Dator, however, welcomed the passage of the amended Sin Tax Law which imposed excise taxes on e-cigarettes or vapes effective January 1, 2020. “This is momentous because in effect, the government now recognizes e-cigarettes as legal commodities in the Philippines,” he said.
CAPHRA Executive Director Nancy Loucas said cigarette smoking causes a million deaths per year in the Asia Pacific region, with smoke from combustion as the main culprit.
“We all know, from years of messaging and public service announcements, as well as from personal experience, that the use of combustible tobacco has killed millions and millions of people over the last 50 years. We also know, from science, that it is the smoke that kills the users of combustible tobacco, not the nicotine. We know that nicotine is no more harmful to adult humans than caffeine, and science has recently shown that nicotine can actually benefit adults with cognitive disabilities,” Loucas said.
“However, in spite of the science around nicotine and the various alternate consumption methods therein, there are those in positions of influence who would have the world believe that the use of alternative forms of nicotine is just as deadly and harmful as lighting up a cigarette,” she said, referring to global bodies such as WHO.

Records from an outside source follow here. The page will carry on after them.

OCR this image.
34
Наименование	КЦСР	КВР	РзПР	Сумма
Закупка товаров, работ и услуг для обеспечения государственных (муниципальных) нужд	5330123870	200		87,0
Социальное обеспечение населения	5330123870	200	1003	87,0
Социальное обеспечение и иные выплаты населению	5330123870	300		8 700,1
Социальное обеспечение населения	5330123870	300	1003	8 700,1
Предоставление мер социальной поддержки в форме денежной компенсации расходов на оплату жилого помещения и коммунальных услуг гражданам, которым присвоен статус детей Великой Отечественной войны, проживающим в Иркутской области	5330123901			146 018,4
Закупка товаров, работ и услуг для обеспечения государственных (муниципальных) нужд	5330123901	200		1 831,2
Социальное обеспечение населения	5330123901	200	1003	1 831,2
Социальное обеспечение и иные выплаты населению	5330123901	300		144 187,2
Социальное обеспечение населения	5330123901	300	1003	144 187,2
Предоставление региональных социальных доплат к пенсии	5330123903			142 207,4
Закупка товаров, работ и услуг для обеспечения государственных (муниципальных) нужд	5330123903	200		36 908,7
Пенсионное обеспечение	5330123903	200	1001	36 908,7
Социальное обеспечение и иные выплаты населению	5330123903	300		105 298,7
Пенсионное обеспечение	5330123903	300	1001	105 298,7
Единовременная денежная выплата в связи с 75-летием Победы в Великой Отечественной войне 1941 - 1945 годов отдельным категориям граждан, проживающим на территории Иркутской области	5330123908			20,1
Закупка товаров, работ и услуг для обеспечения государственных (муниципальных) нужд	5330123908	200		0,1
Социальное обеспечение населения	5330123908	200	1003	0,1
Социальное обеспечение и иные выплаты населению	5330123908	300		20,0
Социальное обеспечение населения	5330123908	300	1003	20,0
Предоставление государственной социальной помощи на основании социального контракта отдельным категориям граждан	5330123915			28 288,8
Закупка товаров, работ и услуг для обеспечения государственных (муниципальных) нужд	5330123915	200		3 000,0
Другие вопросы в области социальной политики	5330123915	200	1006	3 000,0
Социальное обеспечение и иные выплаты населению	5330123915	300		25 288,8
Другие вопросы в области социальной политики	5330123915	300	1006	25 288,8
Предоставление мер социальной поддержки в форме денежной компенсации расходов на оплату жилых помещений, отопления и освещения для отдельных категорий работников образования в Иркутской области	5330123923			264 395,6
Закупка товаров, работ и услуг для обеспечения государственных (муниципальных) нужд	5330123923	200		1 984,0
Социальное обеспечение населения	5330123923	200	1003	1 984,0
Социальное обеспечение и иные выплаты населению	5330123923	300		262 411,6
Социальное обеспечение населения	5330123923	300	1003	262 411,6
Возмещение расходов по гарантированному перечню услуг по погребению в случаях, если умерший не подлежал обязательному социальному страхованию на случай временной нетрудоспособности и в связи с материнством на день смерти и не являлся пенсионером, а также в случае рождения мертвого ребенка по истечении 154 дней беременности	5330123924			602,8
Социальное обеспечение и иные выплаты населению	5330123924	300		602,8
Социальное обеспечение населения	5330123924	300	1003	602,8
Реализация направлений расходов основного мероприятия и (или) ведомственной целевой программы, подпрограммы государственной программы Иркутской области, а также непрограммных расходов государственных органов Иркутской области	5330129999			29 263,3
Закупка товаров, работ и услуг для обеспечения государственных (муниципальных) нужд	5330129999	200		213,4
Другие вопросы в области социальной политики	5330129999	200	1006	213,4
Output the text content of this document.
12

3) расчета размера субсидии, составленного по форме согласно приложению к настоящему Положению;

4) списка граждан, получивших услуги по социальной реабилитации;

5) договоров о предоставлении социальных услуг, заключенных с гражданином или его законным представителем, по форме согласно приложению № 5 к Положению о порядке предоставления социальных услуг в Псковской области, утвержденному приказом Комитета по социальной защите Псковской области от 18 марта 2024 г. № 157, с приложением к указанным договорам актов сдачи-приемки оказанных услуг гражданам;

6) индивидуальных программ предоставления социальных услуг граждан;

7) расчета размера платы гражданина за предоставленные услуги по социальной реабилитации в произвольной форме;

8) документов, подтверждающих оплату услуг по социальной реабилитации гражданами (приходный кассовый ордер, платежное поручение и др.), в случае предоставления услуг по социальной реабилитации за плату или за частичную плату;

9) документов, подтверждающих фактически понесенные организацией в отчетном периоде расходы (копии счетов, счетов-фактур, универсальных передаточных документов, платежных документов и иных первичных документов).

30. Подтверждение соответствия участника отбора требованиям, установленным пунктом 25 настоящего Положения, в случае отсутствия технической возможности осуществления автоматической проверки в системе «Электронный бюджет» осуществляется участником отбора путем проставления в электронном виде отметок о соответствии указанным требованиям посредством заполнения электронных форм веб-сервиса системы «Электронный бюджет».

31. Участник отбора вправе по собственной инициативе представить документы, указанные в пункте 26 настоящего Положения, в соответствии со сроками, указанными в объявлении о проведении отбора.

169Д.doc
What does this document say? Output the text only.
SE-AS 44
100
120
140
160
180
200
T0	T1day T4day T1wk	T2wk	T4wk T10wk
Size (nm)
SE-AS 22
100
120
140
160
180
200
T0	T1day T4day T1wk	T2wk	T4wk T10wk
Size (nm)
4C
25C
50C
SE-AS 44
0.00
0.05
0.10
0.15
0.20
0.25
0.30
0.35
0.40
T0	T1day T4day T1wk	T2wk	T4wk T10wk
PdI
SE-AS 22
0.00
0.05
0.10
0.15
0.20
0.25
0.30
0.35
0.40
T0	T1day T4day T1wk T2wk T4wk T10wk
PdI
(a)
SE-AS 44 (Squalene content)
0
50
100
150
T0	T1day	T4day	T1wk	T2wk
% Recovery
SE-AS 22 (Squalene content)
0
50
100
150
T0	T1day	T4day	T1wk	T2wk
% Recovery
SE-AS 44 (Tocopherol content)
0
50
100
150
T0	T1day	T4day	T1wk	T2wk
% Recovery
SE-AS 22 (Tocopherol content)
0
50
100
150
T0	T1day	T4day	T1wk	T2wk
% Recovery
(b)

Loucas criticized WHO FCTC’s lack of engagement with the major stakeholders, the public, as they are mandated to do. She said WHO also ignored a letter sent to them in October 2018 by 72 tobacco harm scientific experts who stated that, “it is time for tobacco control to embrace tobacco harm reduction”.
Loucas said that as the FCTC has a mandate to pursue “harm reduction” as a core tobacco control policy, it has failed to acknowledge or implement this policy over the last 18 years. It has effectively deprived smokers of an effective way out of smoking, she said.
Loucas said this should not be the case as WHO FCTC is a non-governmental organization that is not eligible for public funding directly from any sovereign nation and therefore relies on donations. “We want you to understand that the WHO cannot compel or force a signatory to comply with their advice or guidelines, as they have no authority over sovereign nations’ legal systems,” she said.
Loucas then advised local health authorities such as the DOH to bring up to FCTC-CoP9 discussion the consumers' rights to choose less harmful products as a way to protect themselves from cigarette smoke.
Virgino said it is the reason they are launching the information campaign. “We are standing for our rights to be heard and included in the WHO discussion. We also want WHO to look at the science again and not ignore them, instead of resorting to moralistic approach, regarding ENDS and other alternative nicotine products which we consider to be the most revolutionary products in harm reduction. If we allow digital technologies to disrupt industries, why cannot we allow electronic innovation to improve public health?” she said.
“We want to inform the public as well as our government officials, including the DOH Secretary that we want to be heard. We say ‘No’ to smoking. We say ‘No’ to ban on vaping. We say ‘Yes’ to public health. We say ‘Yes’ to safer smoke-free nicotine products. We also say ‘Yes’ to regulation with representation,” Virgino said.